Tuesday, April 3, 2012

B1: Designing and Data-collecting

The main goal of my team’s project is to see if there is a relationship between traditional globalization and globalization or participation on-line for different countries.  We hope to see a correlation between global on-line activity for a country and economic and trade information, such as GDP per capita.  

To accomplish this goal, we decided to combine three data sources: Alexa, World Bank, and Wikipedia.  Alexa is a site that contains immense amounts of information about websites in the world.  One of the aspects that we were interested in using, was the top accessed 100 sites for each country so we could determine how global a country was on-line.  World Bank contains many databases with general data about the world, but we were interested in the financial and trade information about countries for globalization off-line information.  Thirdly, Wikipedia is one of the most popular wikis and we used it to get user participation information.

I focused on gathering data from Alexa by downloading the web pages with the top 100 site listings for each country, and then processing them with python.  We wanted to have a global metric that would represent how global a country was on-line based on its top 100 sites.  Figuring out how to calculate this metric proved to be more complicated than actually doing the calculation for all of the countries.  We first looked at all of the sites and assigned a global number to each based on the number of countries that included them in the top 100 sites.  Then for each country, we added up the number for each site it contained in its top 100 sites and got a global metric that we could use to sort the countries by how global they were.

Another issue that we weren’t anticipating was receiving different country names from Alexa and World Bank.  We compared and matched each country name from Alexa to World Bank & our wikipedia data and then used the country names from Alexa in our actual data.

We then combined the data from each source together by country.  For each country, the data included the global metric we calculated, the GDP & GNP per capita (USD & PPP), trade, military, the number of internet users, and a number representing online participation (from Wikipedia data).
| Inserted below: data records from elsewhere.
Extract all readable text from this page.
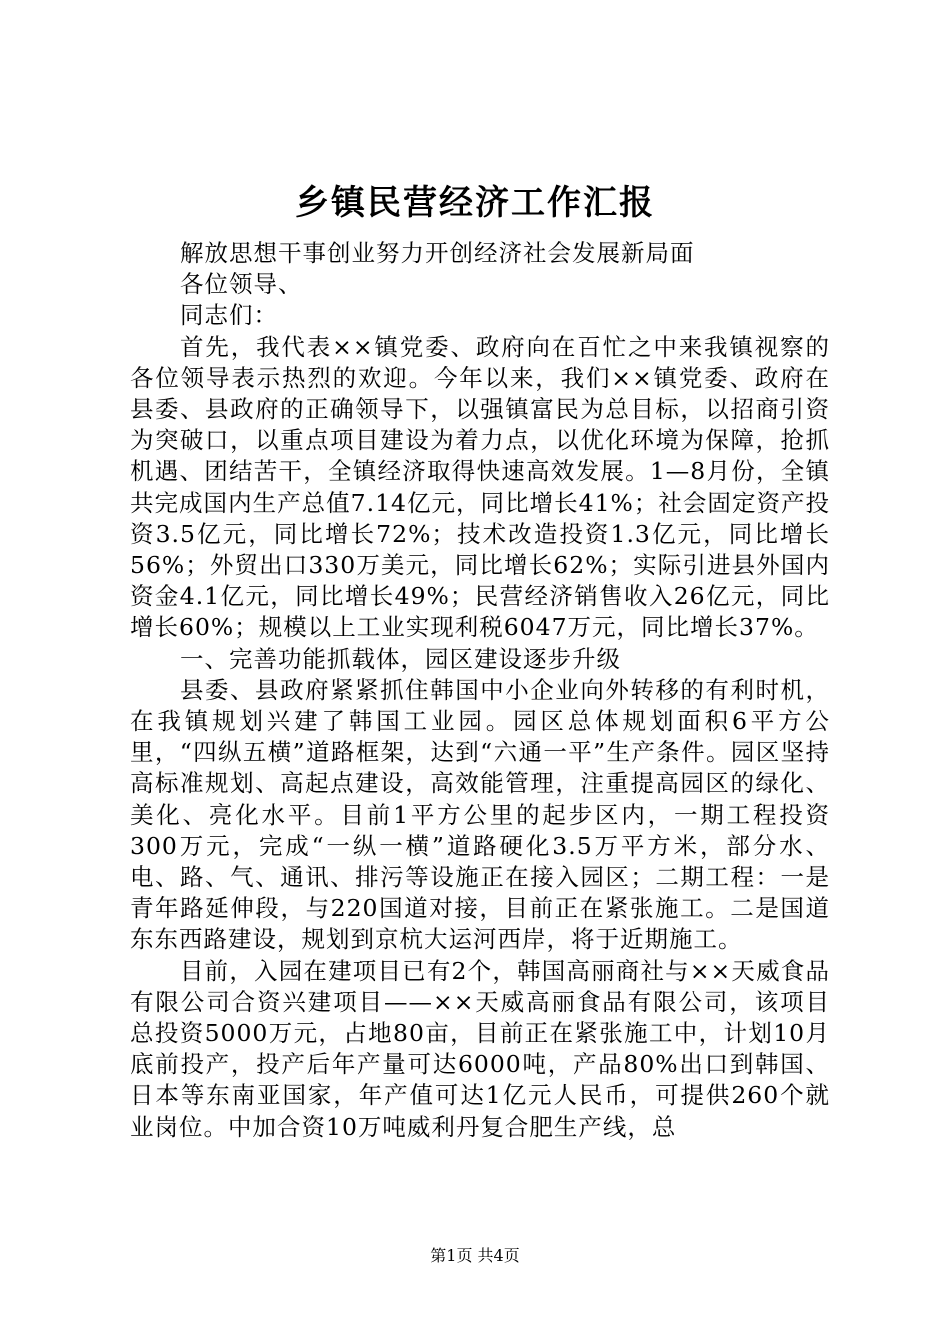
乡镇民营经济工作汇报

解放思想干事创业努力开创经济社会发展新局面

各位领导、

同志们：

首先，我代表××镇党委、政府向在百忙之中来我镇视察的各位领导表示热烈的欢迎。今年以来，我们××镇党委、政府在县委、县政府的正确领导下，以强镇富民为总目标，以招商引资为突破口，以重点项目建设为着力点，以优化环境为保障，抢抓机遇、团结苦干，全镇经济取得快速高效发展。1—8月份，全镇共完成国内生产总值7.14亿元，同比增长41%；社会固定资产投资3.5亿元，同比增长72%；技术改造投资1.3亿元，同比增长56%；外贸出口330万美元，同比增长62%；实际引进县外国内资金4.1亿元，同比增长49%；民营经济销售收入26亿元，同比增长60%；规模以上工业实现利税6047万元，同比增长37%。

一、完善功能抓载体，园区建设逐步升级

县委、县政府紧紧抓住韩国中小企业向外转移的有利时机，在我镇规划兴建了韩国工业园。园区总体规划面积6平方公里，“四纵五横”道路框架，达到“六通一平”生产条件。园区坚持高标准规划、高起点建设，高效能管理，注重提高园区的绿化、美化、亮化水平。目前1平方公里的起步区内，一期工程投资300万元，完成“一纵一横”道路硬化3.5万平方米，部分水、电、路、气、通讯、排污等设施正在接入园区；二期工程：一是青年路延伸段，与220国道对接，目前正在紧张施工。二是国道东东西路建设，规划到京杭大运河西岸，将于近期施工。

目前，入园在建项目已有2个，韩国高丽商社与××天威食品有限公司合资兴建项目——××天威高丽食品有限公司，该项目总投资5000万元，占地80亩，目前正在紧张施工中，计划10月底前投产，投产后年产量可达6000吨，产品80%出口到韩国、日本等东南亚国家，年产值可达1亿元人民币，可提供260个就业岗位。中加合资10万吨威利丹复合肥生产线，总

第1页 共4页
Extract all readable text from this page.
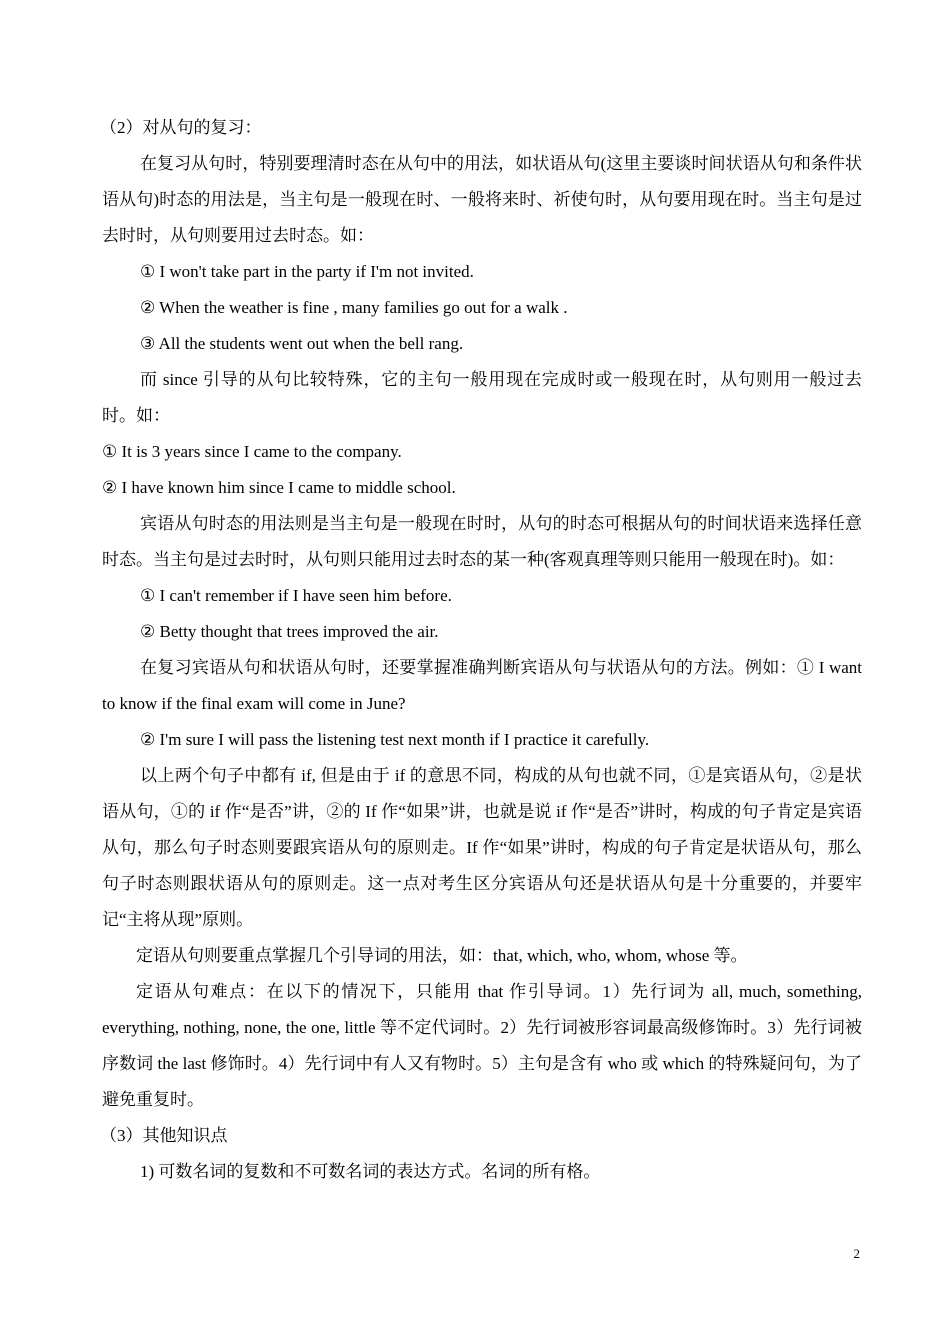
（2）对从句的复习：

在复习从句时，特别要理清时态在从句中的用法，如状语从句(这里主要谈时间状语从句和条件状语从句)时态的用法是，当主句是一般现在时、一般将来时、祈使句时，从句要用现在时。当主句是过去时时，从句则要用过去时态。如：

① I won't take part in the party if I'm not invited.

② When the weather is fine , many families go out for a walk .

③ All the students went out when the bell rang.

而 since 引导的从句比较特殊，它的主句一般用现在完成时或一般现在时，从句则用一般过去时。如：

① It is 3 years since I came to the company.

② I have known him since I came to middle school.

宾语从句时态的用法则是当主句是一般现在时时，从句的时态可根据从句的时间状语来选择任意时态。当主句是过去时时，从句则只能用过去时态的某一种(客观真理等则只能用一般现在时)。如：

① I can't remember if I have seen him before.

② Betty thought that trees improved the air.

在复习宾语从句和状语从句时，还要掌握准确判断宾语从句与状语从句的方法。例如：① I want to know if the final exam will come in June?

② I'm sure I will pass the listening test next month if I practice it carefully.

以上两个句子中都有 if, 但是由于 if 的意思不同，构成的从句也就不同，①是宾语从句，②是状语从句，①的 if 作“是否”讲，②的 If 作“如果”讲，也就是说 if 作“是否”讲时，构成的句子肯定是宾语从句，那么句子时态则要跟宾语从句的原则走。If 作“如果”讲时，构成的句子肯定是状语从句，那么句子时态则跟状语从句的原则走。这一点对考生区分宾语从句还是状语从句是十分重要的，并要牢记“主将从现”原则。

定语从句则要重点掌握几个引导词的用法，如：that, which, who, whom, whose 等。

定语从句难点：在以下的情况下，只能用 that 作引导词。1）先行词为 all, much, something, everything, nothing, none, the one, little 等不定代词时。2）先行词被形容词最高级修饰时。3）先行词被序数词 the last 修饰时。4）先行词中有人又有物时。5）主句是含有 who 或 which 的特殊疑问句，为了避免重复时。

（3）其他知识点

1) 可数名词的复数和不可数名词的表达方式。名词的所有格。

2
When we start graphically analyzing the data, we hope that the global metric and the GDP, GNP, or trade have a relationship.  It would also be interesting to see whether the countries that have larger military interests have lower on-line globalization, or participation.  The last thing that would be interesting to see would be if the online participation rate is directly related to the global metric.

Friday, February 3, 2012

B0: Data Sources


DataLossDB is a community driven database of incidents where any type of data has been stolen.  Their goal is to record as many data losses in the world as possible.  The primary sources for the database are state government office or bureau “data breach notifications”, but individuals also contribute.

I find this data especially interesting because the organizations listed in the database have often lost personal information that could be sensitive and many databases contain my personal information.  If the wrong people get the information, innocent people could become victims and there could be consequences.  One possibility would be if an online shopping site’s payment information was insecure and then stolen.  All of the customers could have their identity stolen, or lose money out of their bank accounts or credit cards.  Much of the data could have been kept secure if the organizations had been less careless.    

This is a screenshot of the records of the database:

Each incident is recorded in the database with the type, description of loss, date of loss, number of lost records, source of the data loss, submitter, organization, and location.  The type, description of loss, source of the data loss, submitter, organization and location are categorical values.  Some examples of data types are “snail mail”, “stolen laptop”, “web”, and “hack”.  It would be particularly interesting to sort the records by organization and see if there are certain organizations that repeatedly lose data.  Then these organizations could be sorted into how trust-worthy they were by using the number of lost data.  The location could also be mapped to see if there is any correlation between areas.  The number of lost records is a numerical value.  To get a numerical response variable, one could sort the number of lost records by month or year.  Recording the date of the data loss allows for a time series to be constructed because it is an ordinal variable. 

This data prompts me to think of several questions to examine.  How many of the data losses are from accident and has that damaged any individuals?  Companies should be held responsible for accidental data loss.  How many companies are repeat offenders?  If an organization is hacked, does that result in the data being lost or leaked? Or does the hacker only want to hack into the organization to prove they are ingenious?  Some of this data could be used to back some arguments about internet privacy laws.  They should be standardized (at least across the U.S.) because so many companies range more than just a state.